DARK BLUE
Movie Review by Stephen Doyle
Starring: Kurt Russell, Scott Speedman, Michael Michele, Brendan Gleeson
Director: Ron Shelton
DARK BLUE is another epic of vice and mayhem from the ingenious, if twisted, mind of James Ellroy, author of LA Confidential and American Tabloid. Director Ron Shelton (TIN CUP, WHITE MEN CAN’T JUMP) and screenwriter David Ayer (TRAINING DAY) do a fine job, but the mesmerising, if nihilistic, vision of a debauched society with it’s finger pressed firmly on the self-destruct button is all Ellroy’s who wrote the story that this film is based on.
This film, like most Ellroy novels and film adaptations has a wild, sprawling complex beast of a plot, full of dramatic twists and turns. It would take me many hundreds of words to explain it so I am going to have to summarise it to an obscene extent.
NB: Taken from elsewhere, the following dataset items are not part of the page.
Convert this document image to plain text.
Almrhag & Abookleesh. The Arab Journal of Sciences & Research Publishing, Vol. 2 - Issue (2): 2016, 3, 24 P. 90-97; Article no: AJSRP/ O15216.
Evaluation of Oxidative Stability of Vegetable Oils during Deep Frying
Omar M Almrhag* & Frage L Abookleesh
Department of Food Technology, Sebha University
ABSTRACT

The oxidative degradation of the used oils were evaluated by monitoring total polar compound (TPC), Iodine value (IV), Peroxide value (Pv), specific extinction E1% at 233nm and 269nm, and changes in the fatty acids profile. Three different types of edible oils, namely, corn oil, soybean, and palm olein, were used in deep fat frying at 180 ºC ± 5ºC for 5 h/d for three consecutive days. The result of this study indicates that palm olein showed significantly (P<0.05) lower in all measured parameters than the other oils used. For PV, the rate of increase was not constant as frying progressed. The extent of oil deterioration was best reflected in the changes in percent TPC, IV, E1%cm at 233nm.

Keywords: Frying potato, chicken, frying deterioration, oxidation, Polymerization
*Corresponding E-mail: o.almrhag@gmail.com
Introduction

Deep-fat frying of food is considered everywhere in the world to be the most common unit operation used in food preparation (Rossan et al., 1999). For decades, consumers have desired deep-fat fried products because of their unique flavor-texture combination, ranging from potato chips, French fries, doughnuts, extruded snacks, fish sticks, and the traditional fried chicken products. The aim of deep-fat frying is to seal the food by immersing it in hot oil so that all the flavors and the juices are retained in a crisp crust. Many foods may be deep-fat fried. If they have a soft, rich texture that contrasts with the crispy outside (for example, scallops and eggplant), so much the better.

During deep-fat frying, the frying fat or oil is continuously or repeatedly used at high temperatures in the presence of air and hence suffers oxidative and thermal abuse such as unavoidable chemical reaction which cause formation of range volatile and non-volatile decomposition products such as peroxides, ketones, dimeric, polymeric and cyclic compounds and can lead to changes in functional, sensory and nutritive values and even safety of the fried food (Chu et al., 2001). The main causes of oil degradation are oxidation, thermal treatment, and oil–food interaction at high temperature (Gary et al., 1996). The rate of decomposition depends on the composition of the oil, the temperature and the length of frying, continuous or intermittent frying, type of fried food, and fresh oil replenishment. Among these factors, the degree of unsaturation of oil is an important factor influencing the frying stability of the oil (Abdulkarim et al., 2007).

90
Eldon Perry (Kurt Russell), a morally-questionable detective, albeit a veteran one, and his wet-behind-the-ears partner Bobby Keough (Scott Speedman) are assigned to a prolific multiple homicide. The only trouble is that Perry and Keough soon discover that the murders are linked to their head-of-department Jack Van Meter (Brendan Gleeson).
Van Meter, meanwhile, already has his hands full, as he, along with his Special Investigations Squad (SIS), is being investigated by Assistant Chief Holland (Ving Rhames), the only person brave enough (or foolish enough?) to stand up to the powerful Van Meter and the SIS. All this, and much more besides, is happening in the foreground, while boiling away in the aptly chosen background are the infamous events following the real-life beating of black motorist Rodney King: the trial of the four white officers, and the savage rioting which takes place after their acquittal.
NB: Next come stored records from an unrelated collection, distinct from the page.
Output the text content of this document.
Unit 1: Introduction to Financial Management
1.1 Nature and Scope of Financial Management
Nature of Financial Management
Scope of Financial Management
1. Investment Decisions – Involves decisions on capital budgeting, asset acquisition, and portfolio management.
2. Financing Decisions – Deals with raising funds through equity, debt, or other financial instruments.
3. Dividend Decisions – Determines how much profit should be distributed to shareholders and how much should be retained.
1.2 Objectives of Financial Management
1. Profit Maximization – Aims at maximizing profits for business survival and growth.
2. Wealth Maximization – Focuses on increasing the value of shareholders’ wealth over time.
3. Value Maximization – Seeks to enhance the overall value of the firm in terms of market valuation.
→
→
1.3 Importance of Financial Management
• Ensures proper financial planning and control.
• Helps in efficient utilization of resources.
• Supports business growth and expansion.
This is rousing stuff, mainly because Shelton develops plot and character so carefully, and thus creates a sordid and detailed landscape, which I hope is not true to life, yet seems totally credible and convincing. I think Shelton manages to create this effect because he gives his characters plenty of room to breath; rapid pop video style editing and short pithy scenes are thankfully forsaken for more meaty and lengthy exchanges, which have a hint of improvisation about them. Having said this, the film does contain the occasional edge-of-the-seat set piece, in which the cops and robbers get their hands dirty. The most notable of these is a remarkable car chase near the end, which sees a sozzled Perry manoeuvring desperately through LA’s mean streets, which are teeming with hundreds of black rioters hungry for white blood.
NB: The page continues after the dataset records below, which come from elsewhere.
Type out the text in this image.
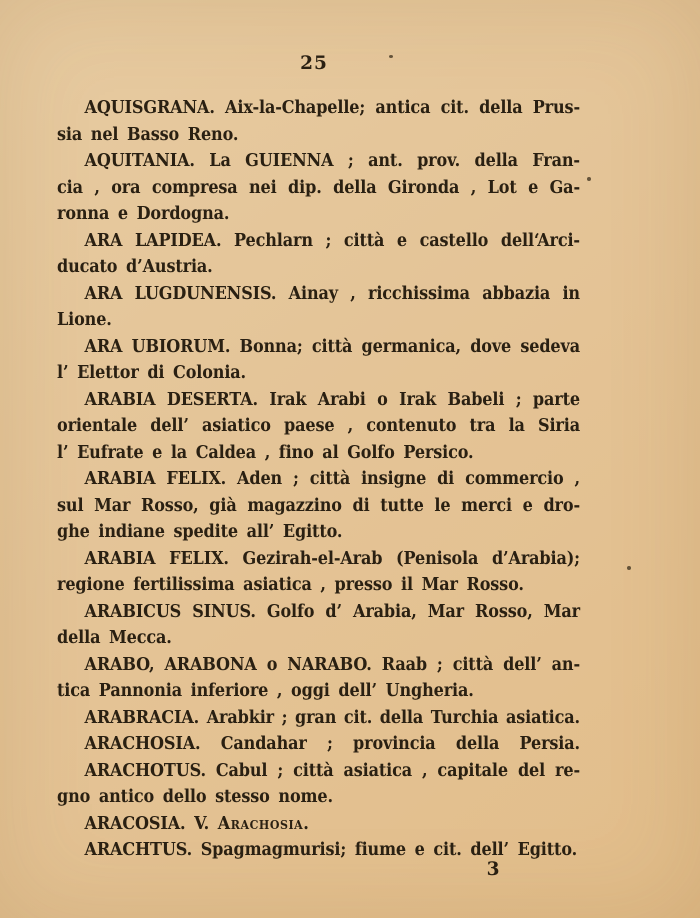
25
AQUISGRANA. Aix-la-Chapelle; antica cit. della Prus-
sia nel Basso Reno.
AQUITANIA. La GUIENNA ; ant. prov. della Fran-
cia , ora compresa nei dip. della Gironda , Lot e Ga-
ronna e Dordogna.
ARA LAPIDEA. Pechlarn ; città e castello dell‘Arci-
ducato d’Austria.
ARA LUGDUNENSIS. Ainay , ricchissima abbazia in
Lione.
ARA UBIORUM. Bonna; città germanica, dove sedeva
l’ Elettor di Colonia.
ARABIA DESERTA. Irak Arabi o Irak Babeli ; parte
orientale dell’ asiatico paese , contenuto tra la Siria
l’ Eufrate e la Caldea , fino al Golfo Persico.
ARABIA FELIX. Aden ; città insigne di commercio ,
sul Mar Rosso, già magazzino di tutte le merci e dro-
ghe indiane spedite all’ Egitto.
ARABIA FELIX. Gezirah-el-Arab (Penisola d’Arabia);
regione fertilissima asiatica , presso il Mar Rosso.
ARABICUS SINUS. Golfo d’ Arabia, Mar Rosso, Mar
della Mecca.
ARABO, ARABONA o NARABO. Raab ; città dell’ an-
tica Pannonia inferiore , oggi dell’ Ungheria.
ARABRACIA. Arabkir ; gran cit. della Turchia asiatica.
ARACHOSIA. Candahar ; provincia della Persia.
ARACHOTUS. Cabul ; città asiatica , capitale del re-
gno antico dello stesso nome.
ARACOSIA. V. Arachosia.
ARACHTUS. Spagmagmurisi; fiume e cit. dell’ Egitto.
3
This is, for the most part, refreshingly un-PC, and yet, disappointingly, the film ends up making one too many concessions to Hollywood convention, especially in the over the top theatrical ending which leaves all the loose ends tied up far too neatly. It’s a sad cop-out when the rest of the film is so realistic and unpredictable.
There are further faults, regarding character motivation, which dampened my viewing pleasure somewhat, yet this remains a film I am very excited about. I’ve spent many sleepless nights hypnotised by Ellroy’s tales of breathtakingly depraved and desperate characters caught up in equally depraved and desperate situations. I found DARK BLUE a decent translation of this style to the big screen.